Nos últimos anos, a melatonina se tornou uma das substâncias mais populares entre quem busca dormir melhor. Vendida sem prescrição em diversos países, ela ganhou fama de “remédio natural do sono”. Mas, segundo a ciência, essa reputação é parcialmente enganosa. A melatonina tem papel essencial na regulação do ritmo biológico — não em fazer o corpo “apagar” à noite.
O relógio interno do corpo
A melatonina é um hormônio produzido pela glândula pineal durante a noite. Sua função principal é informar ao corpo que está escurecendo, sincronizando o relógio biológico com o ciclo de luz e escuridão. Ela não induz o sono diretamente, mas prepara o organismo para repousar.
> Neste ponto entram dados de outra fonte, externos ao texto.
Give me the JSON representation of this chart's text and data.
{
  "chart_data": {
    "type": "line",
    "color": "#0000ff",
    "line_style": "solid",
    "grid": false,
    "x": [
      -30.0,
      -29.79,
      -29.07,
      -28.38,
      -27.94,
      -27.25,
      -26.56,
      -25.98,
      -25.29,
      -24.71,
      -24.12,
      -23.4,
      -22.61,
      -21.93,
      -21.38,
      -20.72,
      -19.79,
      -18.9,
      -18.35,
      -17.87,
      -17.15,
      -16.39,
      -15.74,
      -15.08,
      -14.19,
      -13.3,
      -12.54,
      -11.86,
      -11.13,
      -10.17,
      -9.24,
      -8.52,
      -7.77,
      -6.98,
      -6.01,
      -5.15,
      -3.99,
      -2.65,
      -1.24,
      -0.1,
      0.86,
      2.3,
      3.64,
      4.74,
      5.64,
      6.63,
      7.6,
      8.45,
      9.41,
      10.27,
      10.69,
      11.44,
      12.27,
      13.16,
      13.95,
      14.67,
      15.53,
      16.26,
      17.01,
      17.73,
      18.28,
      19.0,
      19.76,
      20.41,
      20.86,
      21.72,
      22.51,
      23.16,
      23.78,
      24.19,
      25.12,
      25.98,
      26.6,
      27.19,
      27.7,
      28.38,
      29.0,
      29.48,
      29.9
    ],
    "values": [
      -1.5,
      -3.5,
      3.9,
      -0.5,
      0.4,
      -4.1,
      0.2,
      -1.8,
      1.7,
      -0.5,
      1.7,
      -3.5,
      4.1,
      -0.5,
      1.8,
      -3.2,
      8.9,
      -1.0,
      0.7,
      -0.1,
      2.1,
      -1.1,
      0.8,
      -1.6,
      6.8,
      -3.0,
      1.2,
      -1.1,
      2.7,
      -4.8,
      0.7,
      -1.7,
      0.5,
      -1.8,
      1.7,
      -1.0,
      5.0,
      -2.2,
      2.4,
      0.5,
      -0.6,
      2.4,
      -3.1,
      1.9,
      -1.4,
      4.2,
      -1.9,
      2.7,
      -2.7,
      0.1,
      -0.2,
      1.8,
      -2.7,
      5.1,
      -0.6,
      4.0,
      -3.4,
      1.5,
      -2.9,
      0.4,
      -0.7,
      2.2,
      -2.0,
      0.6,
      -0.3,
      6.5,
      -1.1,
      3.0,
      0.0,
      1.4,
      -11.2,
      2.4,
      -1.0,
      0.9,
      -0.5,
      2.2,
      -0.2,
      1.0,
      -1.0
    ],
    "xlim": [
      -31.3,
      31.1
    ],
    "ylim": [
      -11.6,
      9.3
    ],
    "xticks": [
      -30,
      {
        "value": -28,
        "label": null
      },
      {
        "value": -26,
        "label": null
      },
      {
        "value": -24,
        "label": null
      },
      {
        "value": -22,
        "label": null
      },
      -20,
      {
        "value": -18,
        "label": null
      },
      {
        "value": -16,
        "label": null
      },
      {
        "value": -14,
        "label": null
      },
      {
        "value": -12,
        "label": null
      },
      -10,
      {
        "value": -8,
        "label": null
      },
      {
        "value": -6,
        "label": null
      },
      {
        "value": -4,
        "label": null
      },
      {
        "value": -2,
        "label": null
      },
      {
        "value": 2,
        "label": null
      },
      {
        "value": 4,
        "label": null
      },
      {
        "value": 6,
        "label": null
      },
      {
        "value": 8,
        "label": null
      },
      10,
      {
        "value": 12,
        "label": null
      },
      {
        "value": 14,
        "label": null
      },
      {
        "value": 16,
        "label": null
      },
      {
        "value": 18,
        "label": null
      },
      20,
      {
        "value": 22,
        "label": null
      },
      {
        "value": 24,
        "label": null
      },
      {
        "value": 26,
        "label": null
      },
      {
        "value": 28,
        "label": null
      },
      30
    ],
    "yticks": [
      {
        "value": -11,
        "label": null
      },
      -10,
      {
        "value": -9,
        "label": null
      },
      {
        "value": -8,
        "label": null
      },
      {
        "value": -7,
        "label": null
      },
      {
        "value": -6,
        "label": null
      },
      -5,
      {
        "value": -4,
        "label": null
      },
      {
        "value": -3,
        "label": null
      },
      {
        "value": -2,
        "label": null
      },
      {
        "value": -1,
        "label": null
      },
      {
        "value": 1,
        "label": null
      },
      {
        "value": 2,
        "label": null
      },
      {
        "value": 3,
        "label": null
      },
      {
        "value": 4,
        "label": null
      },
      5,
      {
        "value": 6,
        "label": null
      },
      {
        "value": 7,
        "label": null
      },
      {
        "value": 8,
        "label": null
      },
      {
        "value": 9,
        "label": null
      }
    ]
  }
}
Pesquisas clínicas mostram que a substância é eficaz em distúrbios relacionados ao ritmo circadiano, como jet lag, trabalho em turnos e o atraso da fase do sono (quando a pessoa demora para sentir sono). Em doses pequenas — entre 0,5 e 3 mg, administradas algumas horas antes de dormir —, a melatonina ajuda a ajustar o relógio interno e a reduzir a sonolência diurna.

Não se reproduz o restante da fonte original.